O relatório do inquérito da ONU sobre a invasão de Gaza, presidido pelo juiz judeu Goldstone, apontara crimes de guerra praticados pelo exército de Israel. Submetido à Comissão de Direitos Humanos da ONU, foi sabotado pelos EUA, que chegaram a forçar, com forte pressão, Mahmoud Abbas, presidente da Autoridade Palestina, a retirar seu apoio. Embora sob pesadas críticas americanas, o relatório acabou aprovado.

Mas, no Conselho de Segurança da ONU, Obama conseguiu melar uma investigação oficial do caso. Primeiro, sustentou que Israel é que deveria fazê-la (seria a raposa investigando a matança de galinhas no galinheiro...). Isso foi aceito. No entanto, decidiu-se que os palestinos também deveriam fazer sua investigação. Claro, as conclusões foram opostas. E o empate não deu em nada...

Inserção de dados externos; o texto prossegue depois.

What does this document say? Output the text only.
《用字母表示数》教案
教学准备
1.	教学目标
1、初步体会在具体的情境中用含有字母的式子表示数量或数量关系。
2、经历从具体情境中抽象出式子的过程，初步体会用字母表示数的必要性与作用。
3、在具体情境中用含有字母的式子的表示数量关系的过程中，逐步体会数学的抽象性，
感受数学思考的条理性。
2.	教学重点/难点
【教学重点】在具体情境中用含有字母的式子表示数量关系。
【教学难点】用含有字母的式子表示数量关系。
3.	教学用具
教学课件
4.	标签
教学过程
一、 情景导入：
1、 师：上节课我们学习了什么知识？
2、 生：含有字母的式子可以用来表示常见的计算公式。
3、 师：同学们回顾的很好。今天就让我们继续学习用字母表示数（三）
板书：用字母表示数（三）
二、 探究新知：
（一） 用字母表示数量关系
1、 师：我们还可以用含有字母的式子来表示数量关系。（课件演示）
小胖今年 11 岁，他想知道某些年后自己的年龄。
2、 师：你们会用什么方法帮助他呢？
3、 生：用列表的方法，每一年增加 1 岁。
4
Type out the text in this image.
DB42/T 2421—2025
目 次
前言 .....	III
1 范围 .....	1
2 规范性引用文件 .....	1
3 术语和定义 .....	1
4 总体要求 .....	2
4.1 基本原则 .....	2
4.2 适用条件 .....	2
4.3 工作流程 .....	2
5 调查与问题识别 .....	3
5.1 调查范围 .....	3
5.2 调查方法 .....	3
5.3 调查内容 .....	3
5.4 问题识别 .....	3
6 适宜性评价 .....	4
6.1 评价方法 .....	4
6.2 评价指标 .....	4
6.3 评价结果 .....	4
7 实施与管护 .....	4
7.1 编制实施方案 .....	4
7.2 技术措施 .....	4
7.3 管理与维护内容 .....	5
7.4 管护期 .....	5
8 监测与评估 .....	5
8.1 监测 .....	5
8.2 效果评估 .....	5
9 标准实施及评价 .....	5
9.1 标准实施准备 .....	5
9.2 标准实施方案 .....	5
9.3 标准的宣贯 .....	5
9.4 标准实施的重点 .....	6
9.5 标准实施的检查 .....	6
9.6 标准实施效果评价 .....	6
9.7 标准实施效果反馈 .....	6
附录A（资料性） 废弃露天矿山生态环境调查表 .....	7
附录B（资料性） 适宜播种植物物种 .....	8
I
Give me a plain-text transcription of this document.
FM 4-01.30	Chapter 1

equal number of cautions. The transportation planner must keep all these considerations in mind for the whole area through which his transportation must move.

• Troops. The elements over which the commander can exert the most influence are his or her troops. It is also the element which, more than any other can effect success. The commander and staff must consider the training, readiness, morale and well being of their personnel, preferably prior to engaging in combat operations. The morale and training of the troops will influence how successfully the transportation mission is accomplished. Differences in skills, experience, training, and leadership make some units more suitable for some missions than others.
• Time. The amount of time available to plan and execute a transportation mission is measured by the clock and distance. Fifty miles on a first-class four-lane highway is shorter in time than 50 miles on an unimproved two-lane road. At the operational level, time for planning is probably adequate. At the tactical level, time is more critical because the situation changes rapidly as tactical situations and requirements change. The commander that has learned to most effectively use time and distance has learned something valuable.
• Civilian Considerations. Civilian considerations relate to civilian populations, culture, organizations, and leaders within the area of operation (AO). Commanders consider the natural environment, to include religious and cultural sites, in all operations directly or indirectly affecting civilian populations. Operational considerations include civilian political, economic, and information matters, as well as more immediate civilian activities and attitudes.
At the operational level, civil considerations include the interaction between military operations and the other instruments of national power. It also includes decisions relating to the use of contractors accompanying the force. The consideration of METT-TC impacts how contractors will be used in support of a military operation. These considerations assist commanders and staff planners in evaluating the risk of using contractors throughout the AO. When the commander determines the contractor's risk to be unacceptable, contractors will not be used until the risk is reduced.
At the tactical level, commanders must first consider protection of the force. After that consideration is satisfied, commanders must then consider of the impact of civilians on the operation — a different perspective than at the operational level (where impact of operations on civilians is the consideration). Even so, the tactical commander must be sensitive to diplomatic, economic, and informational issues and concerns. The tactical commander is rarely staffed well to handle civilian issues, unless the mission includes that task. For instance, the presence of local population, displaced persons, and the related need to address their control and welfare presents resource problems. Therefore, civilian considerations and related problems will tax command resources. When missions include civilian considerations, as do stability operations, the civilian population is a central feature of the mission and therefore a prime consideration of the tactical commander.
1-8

O massacre do navio que levava socorros a Gaza trouxe novas chances de Obama mostrar que não falara à toa no Cairo. Mas, enquanto países do mundo inteiro reprovaram a ação israelense, os EUA limitaram-se a "deplorar". E agiram para neutralizar a Comissão de Investigação da ONU.

Ao lado de um representante de Israel, um da Turquia e um político neozelandês respeitado, foi escolhido o ex-presidente colombiano Uribe, o mais próximo aliado dos EUA na América Latina, cujo governo foi marcado por graves violações dos direitos humanos. Portanto, mais um empate à vista, com a probabilidade do massacre da chamada "flotilha da liberdade" passar em branco.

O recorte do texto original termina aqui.